On Fri, Jul 25, 2008 at 10:06:34AM -0400, Jeff Morriss wrote:
> This should allow you to capture to a ring buffer while also
> decoding/displaying the messages:
>
> tshark -b filesize:10000 -b files:5 -w /tmp/foo -nVS
>
> (The "-S" is important otherwise tshark will assume that because you're
> writing to a file you don't really want the "-V".)
>
> You do need to be careful that your tshark is able to decode (and write
> to its stdout--which means your script's speed matters too) faster than
> the data is coming out, see:
>
> https://bugs.wireshark.org/bugzilla/show_bug.cgi?id=1650
This looks like what I was expecting to see by default.
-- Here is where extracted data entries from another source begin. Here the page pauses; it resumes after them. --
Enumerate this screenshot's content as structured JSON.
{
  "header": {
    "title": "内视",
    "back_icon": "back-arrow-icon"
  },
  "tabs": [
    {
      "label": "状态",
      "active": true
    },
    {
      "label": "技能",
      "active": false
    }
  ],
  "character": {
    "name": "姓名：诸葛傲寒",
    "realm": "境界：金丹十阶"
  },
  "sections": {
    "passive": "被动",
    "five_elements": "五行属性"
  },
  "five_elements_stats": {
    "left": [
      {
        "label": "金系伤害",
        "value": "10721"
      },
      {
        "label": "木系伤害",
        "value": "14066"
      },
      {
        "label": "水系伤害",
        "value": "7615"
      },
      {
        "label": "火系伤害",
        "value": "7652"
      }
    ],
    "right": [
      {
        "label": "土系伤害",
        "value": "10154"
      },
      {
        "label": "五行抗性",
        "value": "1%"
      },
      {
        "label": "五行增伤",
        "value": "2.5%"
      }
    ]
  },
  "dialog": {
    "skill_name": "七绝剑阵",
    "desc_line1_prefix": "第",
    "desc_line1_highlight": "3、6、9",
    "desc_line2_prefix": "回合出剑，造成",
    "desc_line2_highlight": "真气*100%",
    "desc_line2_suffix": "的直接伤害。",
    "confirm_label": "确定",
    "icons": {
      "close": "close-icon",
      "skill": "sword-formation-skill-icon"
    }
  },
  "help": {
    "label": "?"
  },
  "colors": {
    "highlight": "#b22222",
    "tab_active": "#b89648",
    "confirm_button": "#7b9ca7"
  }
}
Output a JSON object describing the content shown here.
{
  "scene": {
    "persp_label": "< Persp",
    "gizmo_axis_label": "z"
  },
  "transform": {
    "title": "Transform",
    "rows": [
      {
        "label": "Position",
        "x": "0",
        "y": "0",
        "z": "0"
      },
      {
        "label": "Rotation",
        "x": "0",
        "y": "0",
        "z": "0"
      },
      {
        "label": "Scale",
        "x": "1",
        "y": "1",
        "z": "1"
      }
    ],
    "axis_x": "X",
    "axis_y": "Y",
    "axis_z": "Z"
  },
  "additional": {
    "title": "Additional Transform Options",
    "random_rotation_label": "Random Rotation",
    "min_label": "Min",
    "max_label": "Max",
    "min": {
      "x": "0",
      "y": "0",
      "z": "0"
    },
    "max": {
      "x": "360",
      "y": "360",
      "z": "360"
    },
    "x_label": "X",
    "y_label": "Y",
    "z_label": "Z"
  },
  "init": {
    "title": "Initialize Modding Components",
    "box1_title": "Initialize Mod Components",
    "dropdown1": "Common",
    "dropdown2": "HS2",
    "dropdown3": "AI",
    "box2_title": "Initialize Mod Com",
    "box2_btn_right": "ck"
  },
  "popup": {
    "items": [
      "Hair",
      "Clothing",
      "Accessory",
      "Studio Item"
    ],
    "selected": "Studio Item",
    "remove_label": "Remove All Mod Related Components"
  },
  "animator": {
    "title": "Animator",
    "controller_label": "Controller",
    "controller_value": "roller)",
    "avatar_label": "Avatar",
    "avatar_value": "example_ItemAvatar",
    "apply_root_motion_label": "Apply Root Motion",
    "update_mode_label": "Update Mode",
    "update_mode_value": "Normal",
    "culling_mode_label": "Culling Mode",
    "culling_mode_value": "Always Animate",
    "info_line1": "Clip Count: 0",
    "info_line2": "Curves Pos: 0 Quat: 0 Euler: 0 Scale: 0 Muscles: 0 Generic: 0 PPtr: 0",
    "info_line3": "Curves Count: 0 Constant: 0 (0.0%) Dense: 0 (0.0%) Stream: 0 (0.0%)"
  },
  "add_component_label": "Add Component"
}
If a file has to be
involved, it might be a good idea to make this the default behaviour as
opposed to filling up the disk and dying :)
Thanks for the trick in the meantime.
On Fri, Jul 25, 2008 at 12:00:15PM -0400, Fender, Brian wrote:
> Why not just use capture the raw data with tcpdump with -W and -C
> options to limit file size, then replay in tshark at whatever verbosity
> you desire?
I need forever real time capture/analysis. Anything that involves a file
that is parsed later (except maybe for a ring buffer), isn't the right
answer :)
On Fri, Jul 25, 2008 at 10:40:52AM -0700, Guy Harris wrote:
> > Tshark however seems to capture to /tmp/etherXXXXjRZvbB with dumpcap
>
> It shouldn't be doing that if tshark isn't run with the -w flag; it
> should, instead, tell dumpcap to write the capture to a pipe, and read
> from the pipe, so that it doesn't waste disk space on packets that
> will be read once to dissect them and never read again. See bug 2743,
> which I just filed.
Indeed, I really wish they would use pipes, at least as an option.
Thanks for the answers,
Marc
--
"A mouse is a device used to point at the xterm you want to type in" - A.S.R.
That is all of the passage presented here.